Temperature sensitive albinism is a rare variant, first described in 19911 and subsequently associated with a particular missense mutation in the tyrosinase gene.1 The mutation, R422Q, results in a temperature sensitive trafficking defect preventing the translocation of the mutant tyrosinase into melanosomes.4 Thus, at 37°C mutant R422Q tyrosinase is retained in the endoplasmic reticulum and degraded by proteasomes and no pigment is produced. At lower temperatures (31°C) the enzyme can be successfully translocated into the melanosomes and can produce pigment. This leads to a phenotype reminiscent of the Siamese cat with no pigment centrally but pigmentation develops in the peripheries (lower legs and forearms).

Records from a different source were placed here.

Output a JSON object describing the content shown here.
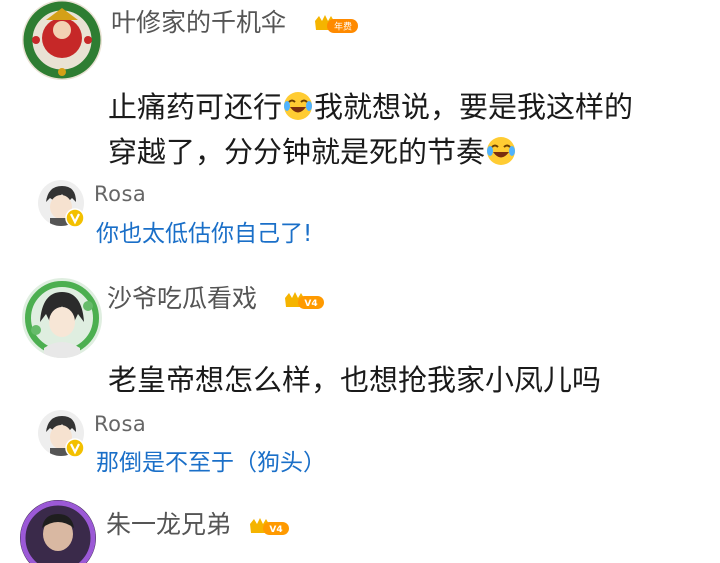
{
  "comments": [
    {
      "username": "叶修家的千机伞",
      "badge": "年费",
      "text_line1_a": "止痛药可还行",
      "text_line1_b": "我就想说，要是我这样的",
      "text_line2_a": "穿越了，分分钟就是死的节奏",
      "reply": {
        "username": "Rosa",
        "text": "你也太低估你自己了!"
      }
    },
    {
      "username": "沙爷吃瓜看戏",
      "badge": "V4",
      "text": "老皇帝想怎么样，也想抢我家小凤儿吗",
      "reply": {
        "username": "Rosa",
        "text": "那倒是不至于（狗头）"
      }
    },
    {
      "username": "朱一龙兄弟",
      "badge": "V4"
    }
  ],
  "icons": {
    "emoji": "laugh-cry-emoji-icon",
    "crown": "crown-icon",
    "verified": "verified-v-icon"
  },
  "colors": {
    "reply_text": "#1a6fc8",
    "badge_gold": "#f5b400",
    "verified_yellow": "#f3c000"
  }
}
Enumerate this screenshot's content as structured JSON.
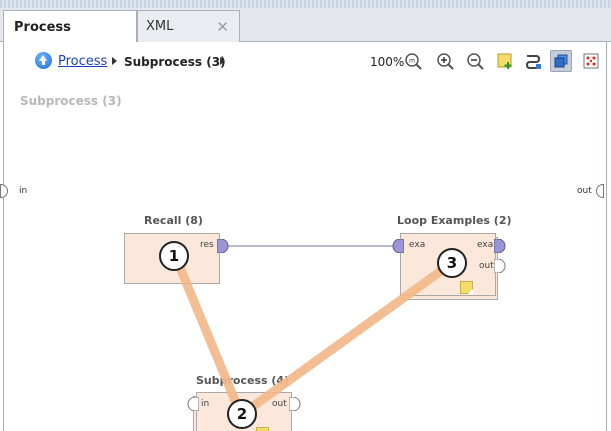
{
  "tabs": [
    {
      "label": "Process"
    },
    {
      "label": "XML",
      "close": "✕"
    }
  ],
  "breadcrumb": {
    "link": "Process",
    "current": "Subprocess (3)"
  },
  "toolbar": {
    "zoom": "100%"
  },
  "canvas": {
    "title": "Subprocess (3)",
    "left_port": "in",
    "right_port": "out"
  },
  "operators": {
    "recall": {
      "title": "Recall (8)",
      "out_port": "res",
      "badge": "1"
    },
    "subprocess": {
      "title": "Subprocess (4)",
      "in_port": "in",
      "out_port": "out",
      "badge": "2"
    },
    "loop": {
      "title": "Loop Examples (2)",
      "in_port": "exa",
      "out_port1": "exa",
      "out_port2": "out",
      "badge": "3"
    }
  },
  "colors": {
    "operator_fill": "#fbe8da",
    "connection_line": "#8a8fb8",
    "annotation_line": "#f2b88a",
    "port_fill": "#9a95d6",
    "link": "#1a3fc8"
  },
  "icons": [
    "up-icon",
    "zoom-fit-icon",
    "zoom-in-icon",
    "zoom-out-icon",
    "add-note-icon",
    "auto-wire-icon",
    "layer-icon",
    "arrange-icon"
  ]
}
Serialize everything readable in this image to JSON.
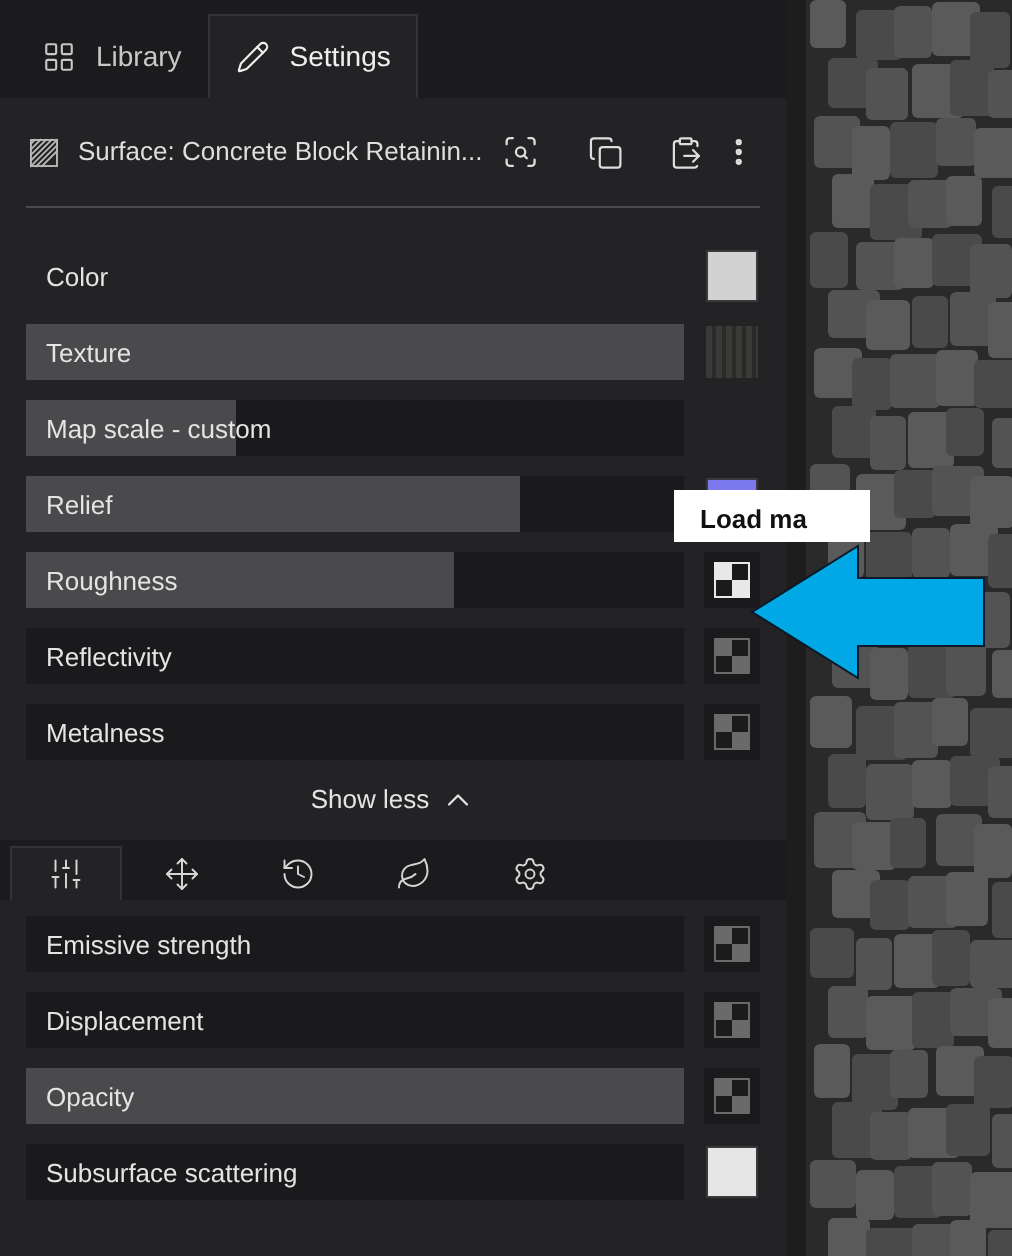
{
  "tabs": [
    {
      "label": "Library",
      "kind": "grid",
      "selected": false
    },
    {
      "label": "Settings",
      "kind": "pencil",
      "selected": true
    }
  ],
  "header": {
    "title": "Surface: Concrete Block Retainin..."
  },
  "properties": [
    {
      "label": "Color",
      "kind": "color-field",
      "color": "#d2d2d2"
    },
    {
      "label": "Texture",
      "level": 1,
      "kind": "texture"
    },
    {
      "label": "Map scale - custom",
      "level": 0.32,
      "kind": "none"
    },
    {
      "label": "Relief",
      "level": 0.75,
      "kind": "color",
      "color": "#7b78ee"
    },
    {
      "label": "Roughness",
      "level": 0.65,
      "kind": "map",
      "selected": true
    },
    {
      "label": "Reflectivity",
      "kind": "map",
      "selected": false
    },
    {
      "label": "Metalness",
      "kind": "map",
      "selected": false
    }
  ],
  "tooltip": {
    "text": "Load ma"
  },
  "toggle": {
    "label": "Show less"
  },
  "tool_tabs": [
    {
      "kind": "sliders",
      "selected": true
    },
    {
      "kind": "move",
      "selected": false
    },
    {
      "kind": "history",
      "selected": false
    },
    {
      "kind": "leaf",
      "selected": false
    },
    {
      "kind": "settings",
      "selected": false
    }
  ],
  "more_properties": [
    {
      "label": "Emissive strength",
      "kind": "map",
      "selected": false
    },
    {
      "label": "Displacement",
      "kind": "map",
      "selected": false
    },
    {
      "label": "Opacity",
      "level": 1,
      "kind": "map",
      "selected": false
    },
    {
      "label": "Subsurface scattering",
      "kind": "color",
      "color": "#e6e6e6"
    }
  ]
}
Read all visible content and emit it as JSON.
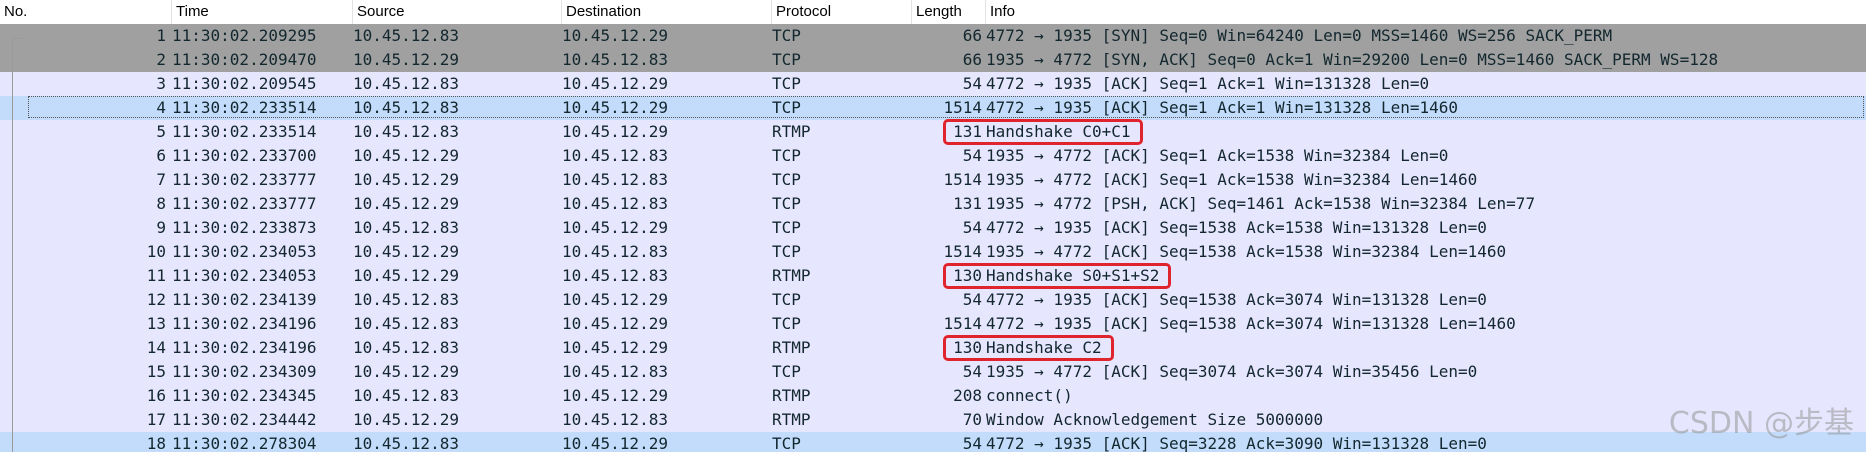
{
  "columns": [
    "No.",
    "Time",
    "Source",
    "Destination",
    "Protocol",
    "Length",
    "Info"
  ],
  "rows": [
    {
      "no": "1",
      "time": "11:30:02.209295",
      "src": "10.45.12.83",
      "dst": "10.45.12.29",
      "proto": "TCP",
      "len": "66",
      "info": "4772 → 1935 [SYN] Seq=0 Win=64240 Len=0 MSS=1460 WS=256 SACK_PERM",
      "style": "syn"
    },
    {
      "no": "2",
      "time": "11:30:02.209470",
      "src": "10.45.12.29",
      "dst": "10.45.12.83",
      "proto": "TCP",
      "len": "66",
      "info": "1935 → 4772 [SYN, ACK] Seq=0 Ack=1 Win=29200 Len=0 MSS=1460 SACK_PERM WS=128",
      "style": "syn"
    },
    {
      "no": "3",
      "time": "11:30:02.209545",
      "src": "10.45.12.83",
      "dst": "10.45.12.29",
      "proto": "TCP",
      "len": "54",
      "info": "4772 → 1935 [ACK] Seq=1 Ack=1 Win=131328 Len=0",
      "style": "normal"
    },
    {
      "no": "4",
      "time": "11:30:02.233514",
      "src": "10.45.12.83",
      "dst": "10.45.12.29",
      "proto": "TCP",
      "len": "1514",
      "info": "4772 → 1935 [ACK] Seq=1 Ack=1 Win=131328 Len=1460",
      "style": "sel"
    },
    {
      "no": "5",
      "time": "11:30:02.233514",
      "src": "10.45.12.83",
      "dst": "10.45.12.29",
      "proto": "RTMP",
      "len": "131",
      "info": "Handshake C0+C1",
      "style": "normal"
    },
    {
      "no": "6",
      "time": "11:30:02.233700",
      "src": "10.45.12.29",
      "dst": "10.45.12.83",
      "proto": "TCP",
      "len": "54",
      "info": "1935 → 4772 [ACK] Seq=1 Ack=1538 Win=32384 Len=0",
      "style": "normal"
    },
    {
      "no": "7",
      "time": "11:30:02.233777",
      "src": "10.45.12.29",
      "dst": "10.45.12.83",
      "proto": "TCP",
      "len": "1514",
      "info": "1935 → 4772 [ACK] Seq=1 Ack=1538 Win=32384 Len=1460",
      "style": "normal"
    },
    {
      "no": "8",
      "time": "11:30:02.233777",
      "src": "10.45.12.29",
      "dst": "10.45.12.83",
      "proto": "TCP",
      "len": "131",
      "info": "1935 → 4772 [PSH, ACK] Seq=1461 Ack=1538 Win=32384 Len=77",
      "style": "normal"
    },
    {
      "no": "9",
      "time": "11:30:02.233873",
      "src": "10.45.12.83",
      "dst": "10.45.12.29",
      "proto": "TCP",
      "len": "54",
      "info": "4772 → 1935 [ACK] Seq=1538 Ack=1538 Win=131328 Len=0",
      "style": "normal"
    },
    {
      "no": "10",
      "time": "11:30:02.234053",
      "src": "10.45.12.29",
      "dst": "10.45.12.83",
      "proto": "TCP",
      "len": "1514",
      "info": "1935 → 4772 [ACK] Seq=1538 Ack=1538 Win=32384 Len=1460",
      "style": "normal"
    },
    {
      "no": "11",
      "time": "11:30:02.234053",
      "src": "10.45.12.29",
      "dst": "10.45.12.83",
      "proto": "RTMP",
      "len": "130",
      "info": "Handshake S0+S1+S2",
      "style": "normal"
    },
    {
      "no": "12",
      "time": "11:30:02.234139",
      "src": "10.45.12.83",
      "dst": "10.45.12.29",
      "proto": "TCP",
      "len": "54",
      "info": "4772 → 1935 [ACK] Seq=1538 Ack=3074 Win=131328 Len=0",
      "style": "normal"
    },
    {
      "no": "13",
      "time": "11:30:02.234196",
      "src": "10.45.12.83",
      "dst": "10.45.12.29",
      "proto": "TCP",
      "len": "1514",
      "info": "4772 → 1935 [ACK] Seq=1538 Ack=3074 Win=131328 Len=1460",
      "style": "normal"
    },
    {
      "no": "14",
      "time": "11:30:02.234196",
      "src": "10.45.12.83",
      "dst": "10.45.12.29",
      "proto": "RTMP",
      "len": "130",
      "info": "Handshake C2",
      "style": "normal"
    },
    {
      "no": "15",
      "time": "11:30:02.234309",
      "src": "10.45.12.29",
      "dst": "10.45.12.83",
      "proto": "TCP",
      "len": "54",
      "info": "1935 → 4772 [ACK] Seq=3074 Ack=3074 Win=35456 Len=0",
      "style": "normal"
    },
    {
      "no": "16",
      "time": "11:30:02.234345",
      "src": "10.45.12.83",
      "dst": "10.45.12.29",
      "proto": "RTMP",
      "len": "208",
      "info": "connect()",
      "style": "normal"
    },
    {
      "no": "17",
      "time": "11:30:02.234442",
      "src": "10.45.12.29",
      "dst": "10.45.12.83",
      "proto": "RTMP",
      "len": "70",
      "info": "Window Acknowledgement Size 5000000",
      "style": "normal"
    },
    {
      "no": "18",
      "time": "11:30:02.278304",
      "src": "10.45.12.83",
      "dst": "10.45.12.29",
      "proto": "TCP",
      "len": "54",
      "info": "4772 → 1935 [ACK] Seq=3228 Ack=3090 Win=131328 Len=0",
      "style": "sel"
    }
  ],
  "highlighted_rows": [
    "5",
    "11",
    "14"
  ],
  "watermark": "CSDN @步基",
  "colors": {
    "row_default": "#e7e6ff",
    "row_syn": "#a0a0a0",
    "row_selected": "#c3dcfb",
    "highlight_box": "#e0242e",
    "text": "#12272e"
  }
}
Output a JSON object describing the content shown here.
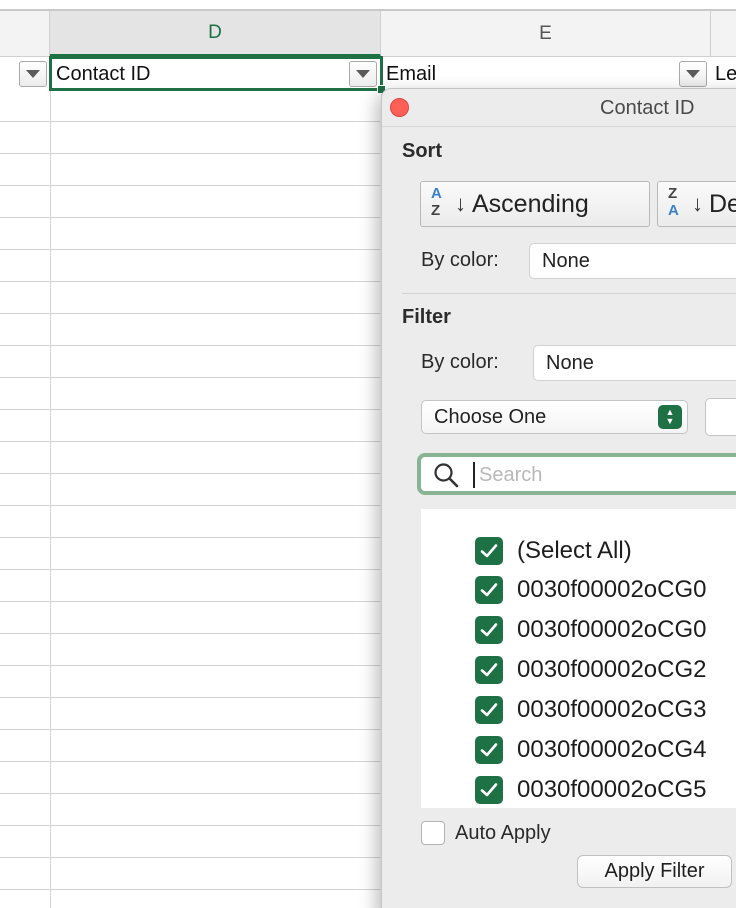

Our patient is heterozygous for missense mutations in the tyrosinase gene that have both previously been reported in OCA1 but neither with a temperature sensitive phenotype. We are not aware of other patients with this particular combination of mutations. It has been shown that co-expression of wild type tyrosinase can correct the mutant conformation in temperature sensitive alleles such that exit from the endoplasmic reticulum and complex carbohydrate processing in the Golgi is promoted even at the non-permissive temperature.7 It may be that one of the mutant alleles identified in our patient modulates the expression of the other, revealing its temperature sensitive nature whereas coexpression with a different allele may give no residual activity. Alternatively, this phenotype may be much commoner than previously thought. To date there have been no studies of function or response to temperature variation of these particular mutant forms of tyrosinase. In light of the phenotype we describe here these studies would be valuable. Furthermore, it is not unusual for patients with albinism to report development of some pigmentation with age and it would be interesting to review other patients with these mutations. Unless patients with albinism are reviewed later in life this developing phenotype will not be noted.